Regulation of Photoreceptor Neurotransmission

感光神经传递的调节

• 批准号: 8527779
• 负责人: WALLACE B THORESON
• 金额: $ 33.52万
• 依托单位: UNIVERSITY OF NEBRASKA MEDICAL CENTER
• 依托单位国家: 美国
• 财政年份: 1996
• 资助国家: 美国
• 起止时间: 1996-06-01 至 2014-08-31
• 项目状态: 已结题
• 来源: https://reporter.nih.gov/project-details/8527779
• 关键词: Affinity; Binding; Blindness; Buffers; Dihydropyridines; Distant; Dyes; Event; Eye; Eye diseases; Glutamates; Hair Cells; Health; Individual; Lasers; Lead; Light; Lighting; Measures; Mediating; Membrane; Membrane Potentials; Mental Depression; Metabolism; Microscopy; Mutation; Neurons; Peptides; Photoreceptors; Physiologic pulse; Physiology; Probability; Prosthesis; Proteins; Recovery; Regulation; Retina; Retinal; Retinal Cone; Shapes; Signal Transduction; Site; Stimulus; Synapses; Synaptic Cleft; Synaptic Transmission; Synaptic Vesicles; Testing; Time; Vesicle; Vision; Visual; alpha ketoglutarate; dihydropyridine; flash photolysis; fluorophore; neurotransmission; neurotransmitter release; research study; response; retinal progenitor cell; retinal rods; ribbon synapse; therapy design; visual process; visual processing; voltage

DESCRIPTION (provided by applicant): Photoreceptors transmit their light responses across the first synapse in the retina by regulating the continuous release of glutamate-containing vesicles. The mechanisms by which light-evoked changes in membrane potential regulate synaptic transmission from photoreceptors are not well understood. We propose experiments to analyze the biophysical mechanisms of release from photoreceptors. Synaptic release from photoreceptors involves both fast transient and slow sustained components of release. Sustained release is important for shaping post-synaptic responses to slow changes in illumination and transient release contributes more to responses at abrupt light offset. In Aim 1, we test whether sustained and transient components of release are both due to release from the synaptic ribbon or whether non-ribbon synaptic release sites are also involved. In Aim 2, we determine how voltage-dependent changes in release probability, the size of the releasable pool of vesicles, and the rate of vesicle replenishment interact to shape sustained and transient post-synaptic responses to light and dark at the cone synapse. In Aim 3, we test whether quantal synaptic currents evoked by release of individual synaptic vesicles are regulated by changes in cytosolic glutamate levels at the cone synapse. Understanding the mechanisms of synaptic release from photoreceptors is important for understanding basic mechanisms of vision and how vision is disrupted by mutations in synaptic proteins or mis-regulation of glutamate release. Understanding normal retinal physiology is also important for designing therapies to restore normal retinal function to diseased eyes using retinal stem cells or prosthetic devices.

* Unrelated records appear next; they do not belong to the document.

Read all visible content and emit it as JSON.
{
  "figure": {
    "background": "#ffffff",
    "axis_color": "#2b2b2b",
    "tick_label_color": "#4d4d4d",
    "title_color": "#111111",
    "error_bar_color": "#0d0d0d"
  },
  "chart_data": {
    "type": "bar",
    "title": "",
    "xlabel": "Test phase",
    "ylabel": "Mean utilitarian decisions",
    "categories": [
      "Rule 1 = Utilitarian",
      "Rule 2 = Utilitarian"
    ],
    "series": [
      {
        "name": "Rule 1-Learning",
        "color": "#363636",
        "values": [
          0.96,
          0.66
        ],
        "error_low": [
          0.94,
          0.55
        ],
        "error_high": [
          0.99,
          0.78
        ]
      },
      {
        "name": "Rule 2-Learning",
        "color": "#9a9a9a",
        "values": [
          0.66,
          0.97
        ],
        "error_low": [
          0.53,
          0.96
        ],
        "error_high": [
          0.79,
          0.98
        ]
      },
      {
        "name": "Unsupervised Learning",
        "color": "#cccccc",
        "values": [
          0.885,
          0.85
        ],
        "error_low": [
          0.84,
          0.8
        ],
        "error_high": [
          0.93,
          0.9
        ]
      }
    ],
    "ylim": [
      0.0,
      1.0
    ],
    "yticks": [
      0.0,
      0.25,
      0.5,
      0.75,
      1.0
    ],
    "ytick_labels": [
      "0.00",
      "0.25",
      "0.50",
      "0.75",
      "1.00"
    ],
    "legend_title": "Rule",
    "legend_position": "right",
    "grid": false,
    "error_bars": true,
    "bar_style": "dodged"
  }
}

描述（由申请人提供）：光感受器通过调节含谷氨酸囊泡的连续释放，将其光反应传递穿过视网膜中的第一突触。光引起的膜电位变化调节光感受器突触传递的机制还不清楚。我们提出实验来分析从光感受器释放的生物物理机制。从光感受器的突触释放涉及快速瞬时和缓慢持续的释放成分。持续释放对于塑造突触后对光照缓慢变化的反应是重要的，而瞬时释放对突然光偏移的反应贡献更大。在目标1中，我们测试是否持续和短暂的释放组件都是由于释放从突触带或是否非带状突触释放网站也参与。在目标2中，我们确定如何释放概率的电压依赖性变化，囊泡的可释放池的大小，和囊泡补充的速率相互作用，以形成持续和短暂的突触后反应，光和暗在锥突触。在目标3中，我们测试是否由单个突触囊泡的释放引起的量子突触电流由锥体突触的胞浆谷氨酸水平的变化来调节。了解光感受器突触释放的机制对于理解视觉的基本机制以及突触蛋白突变或谷氨酸释放的错误调节如何破坏视觉非常重要。了解正常的视网膜生理学对于设计使用视网膜干细胞或假体装置恢复患病眼睛正常视网膜功能的疗法也很重要。